Ariely finds that the couples that put the money into a joint account first tend to pull out similar dollar amounts for their own spending and wind up saving more. “People think more long-term and the amount of savings is increased,” he says.

Research like this gets at the heart of behavioral economics. Classical economists assumed humans were rational and made sensible decisions, like actually saving money for retirement. Behavioral economists proved we aren’t rational and we don’t save. The main reasons: we prefer the short term to the long term and we prefer concrete things—eating a croissant today—to abstract things, like anything related to the future.

“The environment around us is not trying to get us to make long-term decisions. It is trying to get us to make short-term decisions,” Ariely, author of Predictably Irrational, says. He compares our inability to make sound financial decisions to our ability to lie.

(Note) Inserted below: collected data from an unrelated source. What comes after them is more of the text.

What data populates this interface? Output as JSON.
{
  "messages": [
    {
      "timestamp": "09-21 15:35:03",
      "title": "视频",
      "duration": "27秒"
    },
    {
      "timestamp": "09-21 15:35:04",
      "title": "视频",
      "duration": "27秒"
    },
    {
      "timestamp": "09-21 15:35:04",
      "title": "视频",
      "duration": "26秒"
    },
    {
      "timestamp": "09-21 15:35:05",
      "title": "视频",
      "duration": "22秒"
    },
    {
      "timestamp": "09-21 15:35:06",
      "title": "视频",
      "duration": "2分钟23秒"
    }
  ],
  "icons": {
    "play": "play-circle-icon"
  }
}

What happens in dishonesty? We have a short-term desire to see life in a certain way and we are changing the facts in our mind to see things that way. Financial decision-making is the same. It’s as if we close our eyes to the facts and they truth. We need a mirror. Better habits. Codes of ethics makes rules for ourselves. The same thing is true here: you don’t want to face a trade off between shopping and saving every time. You want to create rules.

Qapital helps create those rules. George Friedman, the CEO and cofounder, told Tech Crunch, “We’re going after the 20% or 30% of your income that’s spent on crap….It’s that huge chunk of your money that you don’t remember spending or don’t care about at the end of the month.” The app has something called IFTTT (If This Then That) which allows you to tie two apps together so you can automatically put money toward savings goals every time you run five miles or call your mom.

Ariely points to research on migrant workers in India to show that small changes can have big impacts.

In one experiment (pdf), researchers gave workers their salary in one of three ways: group one got an envelope with cash, group two got two envelopes with cash, equally divided. Group two spent less of it and sent more money home. Group three got envelopes with their kids names on them and they saved even more.

“When you give it in one envelope they spend it and they don’t stop,” Ariely said. “When it’s in two and they get to the end of the envelope and they think about whether they want to open a new one, they stop and think about it. This was the decision point.”

“The money was allocated—it had an opportunity cost, it was colored it was named,” Ariely says. Apps like Qapital and others effectively let you create electronic envelopes (think earmarks); visuals like these help you emotionally invest in your goal.

Ariely’s own research found that in Kibera, Kenya workers saved twice as much when they had a physical item to remind them of their savings (in this case, a physical coin). Another study by Michael Sherraden at the Center for Social Development at Washington University in St. Louis shows that just opening a college savings plan can lead to parents investing more in their children’s education.

In the end, the technology and the research point to the same goal: we need help to be the people we want to be and not the ones we usually are. Technology may be our last hope for that.